One way to interpret Arrow's Theorem is to say "you can't have all of 
these criteria, so you must give up at least one of them". If you 
insist on a number of criteria that cannot all be met by the same 
method, you are being too picky.

I'm one of those who think IIA is useless in sorting good methods from 
bad. The options are to ignore IIA altogether, or to replace it with a 
weaker (but more useful) criterion. I've been thinking about one 
particular way of "relaxing" IIA.

Suppose that candidate A beats candidate C by 30 votes, and candidate 
B beats candidate C by 20 votes. Might these margins tell us anything 
about the suitability of candidate A compared to candidate B, even if 
nothing else is known? I think this limited information provides 
support for the hypothesis that A is a better candidate than B. 
Removing candidate C from the race removes this information from 
consideration. The loss of information might conceivably justify a 
shift from a win by A to a win by B, but it would not justify a shift 
from a win by B to a win by A. Yet the latter shift could certainly 
occur in many methods.

The replacement for IIA that I have in mind is this: "If X wins and Y 
loses, and margin(X,Z) <= margin(Y,Z), then removing candidate Z from 
the election shall not cause Y to win and X to lose." Here, 
margin(A,B) represents the number of voters favoring A to B minus the 
number of voters favoring B to A. This value can be positive, 
negative, or zero.

I call this criterion "Independence of Non-supporting Information" 
(INI). A very simple but inexact paraphrase of INI is: "A given result 
should not depend on evidence that does not support that result."

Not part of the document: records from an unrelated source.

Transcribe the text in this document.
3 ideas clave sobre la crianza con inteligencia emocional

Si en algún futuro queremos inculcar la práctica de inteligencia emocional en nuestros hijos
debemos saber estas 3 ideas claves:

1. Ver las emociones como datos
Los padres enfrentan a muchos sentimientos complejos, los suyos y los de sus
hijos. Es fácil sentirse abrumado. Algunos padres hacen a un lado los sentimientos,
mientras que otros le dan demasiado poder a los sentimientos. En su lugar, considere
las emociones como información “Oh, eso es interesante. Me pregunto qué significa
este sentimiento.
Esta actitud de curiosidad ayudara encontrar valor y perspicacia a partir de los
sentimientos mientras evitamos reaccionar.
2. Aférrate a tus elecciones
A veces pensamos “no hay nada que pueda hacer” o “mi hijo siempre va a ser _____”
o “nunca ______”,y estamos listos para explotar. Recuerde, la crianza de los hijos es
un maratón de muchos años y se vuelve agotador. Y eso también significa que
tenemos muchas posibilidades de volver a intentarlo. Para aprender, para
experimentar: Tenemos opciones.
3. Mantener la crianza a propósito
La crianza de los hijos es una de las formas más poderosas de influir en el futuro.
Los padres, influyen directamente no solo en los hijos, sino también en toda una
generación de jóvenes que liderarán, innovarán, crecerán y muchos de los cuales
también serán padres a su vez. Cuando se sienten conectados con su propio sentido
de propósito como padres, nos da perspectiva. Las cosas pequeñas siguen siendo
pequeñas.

A clear example would be the case where margin(X,Z) < 0, and 
margin(Y,Z) > 0. If X also beats Y in a pairwise comparison, then 
there is a Y>Z>X>Y cycle. If a single-winner method picks X as the 
winner, then removing Z breaks the cycle in a way that upholds that 
result. If INI is met, we would not see the winner change from X to Y.

Maybe it is possible for INI to be met while meeting all the Arrow 
criteria except IIA. Of course, INI might still be too strong, but 
there are many methods that meet this criterion but fail IIA.

The methods I have found that pass INI are:

- Lone-mark plurality (which passes in the most trivial way, because 
all ballots that were cast for a candidate that is removed simply 
don't count for any candidate)

- Approval

- Borda, if ballots with tied rankings are not allowed

- Copeland

Methods that fail INI:

- FPTP (based on ranked ballots, as opposed to lone-mark plurality)

- IRV

- Borda, if ballots with tied rankings are allowed

- Bucklin

Shulze and Ranked Pairs, I expect, also fail INI. I don't have proof 
of this but I think I have an idea of how to construct a 
counterexample. If I can complete this soon, I will post it.

I'm a little concerned that all the ranked methods that I've found to 
pass INI so far exhibit clone sensitivity. Maybe there is another 
impossibility theorem lurking there. If anyone can find a ranked 
method that does not exhibit clone sensitivity, and passes INI, I'd be 
very interested. If anyone can suggest a criterion in the same spirit 
as INI, but that is less exclusive of clone-insensitive ranked 
methods, that would also be interesting.